Sorry I've been a bit lagging in my posting. Turns out I've actually gotten a bit busy, and now I have real things to do, like figuring out lesson plans and what not. Silly. I guess since the last time I posted, I have actually started teaching. I am teaching Junior 1, the equivalent of 7th grade. My students are 11, 12, and 13, and mostly adorable. The first week was a lot of fun. I mostly just talked about where I was from and showed them a lot of pictures from home. They were all totally enthralled, though I feel like they may have only understood about half of what I said. The level of English of my students is varied, but all around a bit lower than I originally had thought it might be. It's hard trying to figure out what they know and what they don't. I'll think something will be difficult, and then it turns out they get it in seconds. But then other things go straight over their head. I think it'll just take more time to really fine-tune my lessons. My first week of class we had teacher's day, which is a day in China where all the students honor their teachers. So either before or after class all the students in the class would stand and say "happy teacher's day" in unison. It was rather sweet. They also gave me gifts, like a flower and a pencil holder and a couple of cards. Which was nice considering some of the students hadn't even had me as a teacher yet at that point. It does get a bit exhausting though. At least I only teach one lesson plan a week- 22 different times. And I have over 600 students. So that part is a bit rough. At least the students are all different and help keep things interesting.

Okay, enough about that, time to talk about something else...A couple of weekends ago all us foreign teachers attended a huge mass wedding at one of the other campuses.

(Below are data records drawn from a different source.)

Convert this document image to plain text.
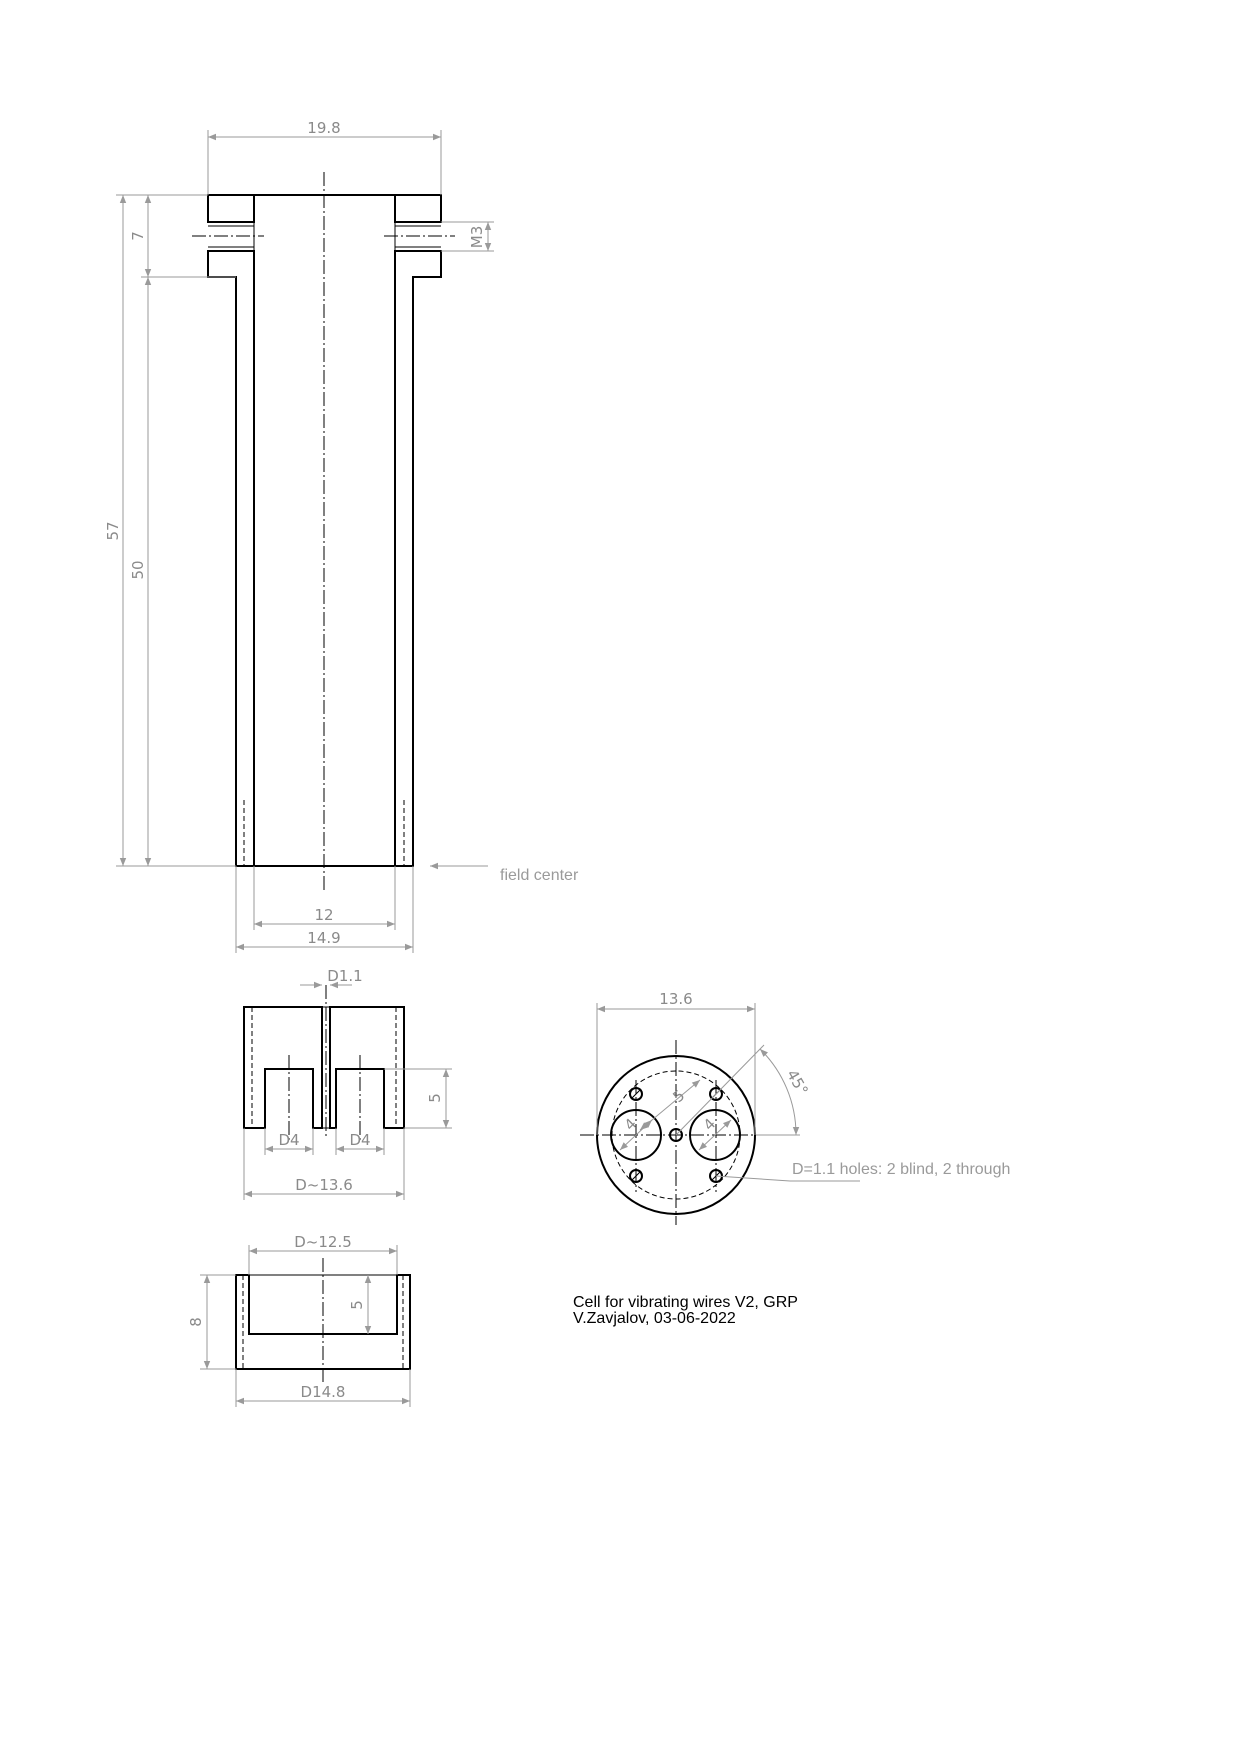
19.8
57
50
7	M3
12
14.9
field center
D1.1
D4	D4
5
D~13.6
13.6
45°
5
4	4
D=1.1 holes: 2 blind, 2 through
D~12.5
8
5
D14.8
Cell for vibrating wires V2, GRP
V.Zavjalov, 03-06-2022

Fourteen couples (all teachers in the Zhengzhou Foreign Language School complex) tied the knot in the most confetti filled wedding I have ever seen. I don't have too much to say about the ceremony. The dresses were white and huge, the hair was huge, glitter was quite liberally applied, and I believe an entire backstreet boys album was played at least twice during the course of the ceremony. It reminded me a lot of an 80's prom, but perhaps a little tackier and with more bowing. My opinion of the whole affair might also have been influenced by the fact that I understood about 0% of what was going on. Still, it was fun. The reception,though, is where things really got interesting. I had my first shots of "bijo" (this is how you pronounce it, I don't know how to spell it.) This is a rice alcohol of a similar potency as everclear, and tastes worse, and unfortunately there are many traditions that make you drink it against your will. Such as, if someone of authority toasts you, you must toast back, and you cannot stop drinking until he stops (if these rules are wrong, I apologize. There were a lot of them, and they were explained to me while drinking large quantities of the aforementioned liquor. Consequently, some of the details are a bit fuzzy.) We also were served fish, which we spun on the table, and whoever the head pointed to had to take four shots, and the two people the tail pointed to had to take six. Guess who was one of the lucky ones on the tail end. You guessed it. Consequently, this was also the first night I learned what bijo tastes like when it comes back up.

The dinner at the reception was similarly interesting. We were served (and I'm not making this up): chicken feet and heads, tripe (pig intestine stuffed with vegetables), congealed duck blood and duck intestine soup, and donkey meat. Also cucumbers, and some thing I was told was fruit. I didn't eat anything but the cucumbers and fruit, and also one piece of the duck blood (which was a similar texture as tofu, but a rather different flavor.)

Well, this is getting long, and I don't have many more interesting things to say. Mostly I've just been working and being lame. We haven't had the chance to do any other travelling yet, because we haven't really had time, and also our passports were taken so that they could obtain us our residence permits. We are finally supposed to be getting them back later this week. Then I'll finally be able to leave the city without fear of deportation. Which will be nice. Hope all is well at home, and that you all are enjoying the fall weather. It's been pretty cool and really rainy here. Though I haven't seen any evidence of any trees changing color. I'm not sure if that's something that happens here or not. It's likely with all the pollution the leaves just turn brown...I guess I'll find out!